At his workshop in Basalt, Colo., Schermer estimated he had “thousands” of pounds of type, though “vowels are in short supply.”

To begin constructing the puzzle, Schermer said he started with the letters that spell “IOWA,” which, measuring 26 inches, are the largest pieces of type he used. From there on, he balanced letter sizes and colors to complete his artwork puzzle.

The words and images all appear backwards, in the fashion they would be set up on a printing press.

The artwork was assembled from two segments fitted together, with the seams covered by strategically placed blocks of type.

In addition to the newsroom terms scattered throughout his artwork, Schermer said he deliberately creates phrases that celebrate journalism. One small seemingly random section of the puzzle reveals, with close examination, the phrase, “The key to good government . . . read newspapers.”

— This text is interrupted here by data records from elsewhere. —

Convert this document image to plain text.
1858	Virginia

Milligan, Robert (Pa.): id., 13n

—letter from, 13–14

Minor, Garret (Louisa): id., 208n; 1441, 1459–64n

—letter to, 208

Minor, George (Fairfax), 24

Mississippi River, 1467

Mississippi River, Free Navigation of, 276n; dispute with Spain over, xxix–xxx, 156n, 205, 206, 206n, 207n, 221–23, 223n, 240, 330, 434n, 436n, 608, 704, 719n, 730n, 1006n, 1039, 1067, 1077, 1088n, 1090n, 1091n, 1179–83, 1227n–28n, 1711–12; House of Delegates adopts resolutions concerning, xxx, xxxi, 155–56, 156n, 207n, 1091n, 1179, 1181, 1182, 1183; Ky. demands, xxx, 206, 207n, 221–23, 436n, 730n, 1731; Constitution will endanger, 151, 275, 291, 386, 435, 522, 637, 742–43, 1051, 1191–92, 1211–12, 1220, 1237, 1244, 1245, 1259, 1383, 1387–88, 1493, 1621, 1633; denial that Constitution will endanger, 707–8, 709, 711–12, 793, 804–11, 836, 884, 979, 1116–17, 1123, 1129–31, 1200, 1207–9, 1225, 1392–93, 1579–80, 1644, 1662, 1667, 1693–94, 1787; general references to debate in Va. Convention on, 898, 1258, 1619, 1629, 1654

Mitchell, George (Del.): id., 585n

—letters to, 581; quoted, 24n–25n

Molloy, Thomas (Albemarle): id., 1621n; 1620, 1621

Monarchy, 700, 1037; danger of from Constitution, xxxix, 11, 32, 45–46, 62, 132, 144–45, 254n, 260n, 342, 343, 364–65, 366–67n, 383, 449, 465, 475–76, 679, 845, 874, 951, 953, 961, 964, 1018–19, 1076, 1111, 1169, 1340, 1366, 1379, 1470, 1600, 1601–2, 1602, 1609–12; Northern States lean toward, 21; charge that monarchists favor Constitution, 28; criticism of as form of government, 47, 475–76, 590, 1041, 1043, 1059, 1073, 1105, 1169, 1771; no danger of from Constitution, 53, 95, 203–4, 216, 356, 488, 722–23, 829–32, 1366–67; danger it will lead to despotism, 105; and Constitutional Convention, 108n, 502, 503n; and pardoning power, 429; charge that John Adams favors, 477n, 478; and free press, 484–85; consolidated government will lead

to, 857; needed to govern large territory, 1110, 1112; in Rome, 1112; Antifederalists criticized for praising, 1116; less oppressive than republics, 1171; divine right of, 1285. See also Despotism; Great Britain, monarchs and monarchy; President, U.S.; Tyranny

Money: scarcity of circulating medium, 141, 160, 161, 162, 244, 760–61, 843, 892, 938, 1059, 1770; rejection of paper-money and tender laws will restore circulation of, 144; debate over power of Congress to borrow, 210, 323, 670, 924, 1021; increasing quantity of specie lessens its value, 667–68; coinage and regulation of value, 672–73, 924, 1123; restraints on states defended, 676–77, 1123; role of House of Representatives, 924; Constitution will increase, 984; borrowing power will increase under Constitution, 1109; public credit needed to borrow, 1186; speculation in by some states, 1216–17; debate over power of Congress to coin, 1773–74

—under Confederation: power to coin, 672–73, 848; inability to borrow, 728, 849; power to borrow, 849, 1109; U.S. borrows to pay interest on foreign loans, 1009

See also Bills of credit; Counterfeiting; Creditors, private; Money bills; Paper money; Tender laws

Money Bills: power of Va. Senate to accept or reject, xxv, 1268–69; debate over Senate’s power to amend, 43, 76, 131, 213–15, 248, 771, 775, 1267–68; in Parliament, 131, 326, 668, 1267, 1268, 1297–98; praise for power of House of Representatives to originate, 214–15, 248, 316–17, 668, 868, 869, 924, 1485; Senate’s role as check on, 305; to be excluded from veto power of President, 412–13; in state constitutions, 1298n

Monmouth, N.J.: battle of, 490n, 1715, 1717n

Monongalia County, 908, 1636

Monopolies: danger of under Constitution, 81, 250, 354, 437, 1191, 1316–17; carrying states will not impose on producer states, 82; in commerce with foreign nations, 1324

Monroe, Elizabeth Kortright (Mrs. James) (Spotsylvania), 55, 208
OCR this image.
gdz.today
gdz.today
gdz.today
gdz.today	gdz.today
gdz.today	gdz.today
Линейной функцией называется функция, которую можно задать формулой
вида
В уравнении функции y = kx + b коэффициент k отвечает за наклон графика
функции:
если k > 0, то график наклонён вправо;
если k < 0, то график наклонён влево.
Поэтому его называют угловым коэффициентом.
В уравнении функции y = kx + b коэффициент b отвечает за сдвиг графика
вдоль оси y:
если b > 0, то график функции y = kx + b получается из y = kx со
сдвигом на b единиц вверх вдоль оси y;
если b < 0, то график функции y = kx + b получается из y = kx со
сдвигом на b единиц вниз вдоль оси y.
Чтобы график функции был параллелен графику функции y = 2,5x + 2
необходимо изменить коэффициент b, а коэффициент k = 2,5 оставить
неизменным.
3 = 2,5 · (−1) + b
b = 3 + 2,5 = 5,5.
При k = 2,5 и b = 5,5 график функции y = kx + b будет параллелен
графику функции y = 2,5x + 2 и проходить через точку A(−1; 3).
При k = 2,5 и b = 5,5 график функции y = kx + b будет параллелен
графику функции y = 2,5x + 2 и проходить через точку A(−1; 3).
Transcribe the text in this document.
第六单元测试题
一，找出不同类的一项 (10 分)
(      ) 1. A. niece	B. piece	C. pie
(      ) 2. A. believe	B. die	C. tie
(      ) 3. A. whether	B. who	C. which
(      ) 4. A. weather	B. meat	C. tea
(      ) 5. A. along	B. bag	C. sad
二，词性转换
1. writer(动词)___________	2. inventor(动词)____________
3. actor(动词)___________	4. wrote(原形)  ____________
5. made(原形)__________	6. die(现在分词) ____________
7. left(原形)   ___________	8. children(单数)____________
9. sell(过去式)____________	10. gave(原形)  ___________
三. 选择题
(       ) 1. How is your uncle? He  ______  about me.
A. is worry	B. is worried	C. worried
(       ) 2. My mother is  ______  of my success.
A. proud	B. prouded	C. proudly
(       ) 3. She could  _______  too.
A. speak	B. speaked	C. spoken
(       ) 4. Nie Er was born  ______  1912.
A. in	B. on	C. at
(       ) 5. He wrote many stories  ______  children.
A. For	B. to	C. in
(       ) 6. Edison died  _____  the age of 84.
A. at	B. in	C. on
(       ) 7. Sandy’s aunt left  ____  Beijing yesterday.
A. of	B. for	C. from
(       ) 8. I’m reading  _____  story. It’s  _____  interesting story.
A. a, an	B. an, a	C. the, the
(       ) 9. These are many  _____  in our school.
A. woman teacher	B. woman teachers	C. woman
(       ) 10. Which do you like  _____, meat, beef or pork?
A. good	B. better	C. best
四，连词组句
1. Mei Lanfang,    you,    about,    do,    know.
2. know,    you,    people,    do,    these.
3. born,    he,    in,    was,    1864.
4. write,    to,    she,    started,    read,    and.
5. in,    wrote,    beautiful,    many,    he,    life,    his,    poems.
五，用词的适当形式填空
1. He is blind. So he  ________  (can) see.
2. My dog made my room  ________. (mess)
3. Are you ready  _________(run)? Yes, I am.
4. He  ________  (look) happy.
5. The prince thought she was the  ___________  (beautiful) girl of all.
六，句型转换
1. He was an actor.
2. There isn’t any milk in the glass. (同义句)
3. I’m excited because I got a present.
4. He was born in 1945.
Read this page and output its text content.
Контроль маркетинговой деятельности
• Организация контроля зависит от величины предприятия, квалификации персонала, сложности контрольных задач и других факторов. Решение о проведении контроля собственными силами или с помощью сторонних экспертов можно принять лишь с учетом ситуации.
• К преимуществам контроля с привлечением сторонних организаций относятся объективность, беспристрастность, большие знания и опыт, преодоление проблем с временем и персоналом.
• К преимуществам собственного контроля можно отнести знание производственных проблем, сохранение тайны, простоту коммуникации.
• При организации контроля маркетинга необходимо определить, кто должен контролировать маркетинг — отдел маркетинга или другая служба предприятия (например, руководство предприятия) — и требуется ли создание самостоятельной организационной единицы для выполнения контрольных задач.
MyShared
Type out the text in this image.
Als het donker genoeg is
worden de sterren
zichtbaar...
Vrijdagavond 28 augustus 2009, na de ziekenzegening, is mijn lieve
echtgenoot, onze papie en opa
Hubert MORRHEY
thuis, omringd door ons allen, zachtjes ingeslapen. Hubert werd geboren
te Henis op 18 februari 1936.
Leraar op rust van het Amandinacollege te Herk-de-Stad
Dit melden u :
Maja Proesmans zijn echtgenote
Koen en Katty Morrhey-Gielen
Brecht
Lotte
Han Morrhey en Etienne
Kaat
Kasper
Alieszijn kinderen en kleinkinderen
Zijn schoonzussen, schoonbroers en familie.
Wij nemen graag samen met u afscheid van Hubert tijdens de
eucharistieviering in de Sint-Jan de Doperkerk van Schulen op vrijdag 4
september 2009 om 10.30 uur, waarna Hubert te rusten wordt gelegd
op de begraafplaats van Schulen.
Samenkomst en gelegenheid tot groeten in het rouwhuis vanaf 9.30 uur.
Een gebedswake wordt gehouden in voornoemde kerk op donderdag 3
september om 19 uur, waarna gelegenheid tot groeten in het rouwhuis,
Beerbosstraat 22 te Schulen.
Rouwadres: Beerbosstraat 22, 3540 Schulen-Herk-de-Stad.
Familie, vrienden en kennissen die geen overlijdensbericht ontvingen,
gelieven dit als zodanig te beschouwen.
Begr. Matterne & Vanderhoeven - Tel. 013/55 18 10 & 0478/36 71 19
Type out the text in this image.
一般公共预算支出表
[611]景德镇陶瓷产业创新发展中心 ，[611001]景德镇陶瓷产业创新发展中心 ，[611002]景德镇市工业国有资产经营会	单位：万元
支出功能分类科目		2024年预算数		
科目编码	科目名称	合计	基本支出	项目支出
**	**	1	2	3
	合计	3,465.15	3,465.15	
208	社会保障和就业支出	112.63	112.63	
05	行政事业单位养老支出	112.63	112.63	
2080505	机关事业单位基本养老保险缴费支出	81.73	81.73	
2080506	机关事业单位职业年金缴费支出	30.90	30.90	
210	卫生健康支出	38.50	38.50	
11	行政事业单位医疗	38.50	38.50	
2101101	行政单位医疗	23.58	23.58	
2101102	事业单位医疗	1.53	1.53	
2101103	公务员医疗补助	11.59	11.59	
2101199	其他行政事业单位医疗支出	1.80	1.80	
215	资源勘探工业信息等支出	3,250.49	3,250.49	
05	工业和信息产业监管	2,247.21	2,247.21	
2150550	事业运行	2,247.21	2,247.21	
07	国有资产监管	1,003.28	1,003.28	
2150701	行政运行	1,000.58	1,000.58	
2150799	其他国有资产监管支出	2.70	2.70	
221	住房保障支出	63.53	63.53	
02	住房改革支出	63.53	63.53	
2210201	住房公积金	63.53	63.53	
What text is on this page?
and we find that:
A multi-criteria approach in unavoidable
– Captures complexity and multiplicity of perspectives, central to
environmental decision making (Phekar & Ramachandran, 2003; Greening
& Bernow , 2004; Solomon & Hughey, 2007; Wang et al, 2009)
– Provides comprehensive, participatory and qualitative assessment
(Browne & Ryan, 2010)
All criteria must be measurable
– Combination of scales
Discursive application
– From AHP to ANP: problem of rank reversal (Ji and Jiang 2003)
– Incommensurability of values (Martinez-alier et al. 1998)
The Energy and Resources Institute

A former top executive of Davenport-based Lee Enterprises, Schermer can certainly vouch for the importance and virtues of journalism.

Now retired, Schermer and his wife, Betty, live in Aspen, Colo., approximately 20 minutes from the workshop where he creates his artwork. Schermer said he has been taking art classes and creating his unique artwork for years.

His idea for the type collages came to him after guests to his home showed interest in a piece of type featuring an Aspen leaf which he had hanging on a door.

Schermer has created six pieces similar to the one placed in the Adler Building. His artwork is hanging in places such as the Lee Enterprises corporate headquarters, the University of Montana’s School of Journalism and the Smithsonian American Art Museum in Washington, D.C.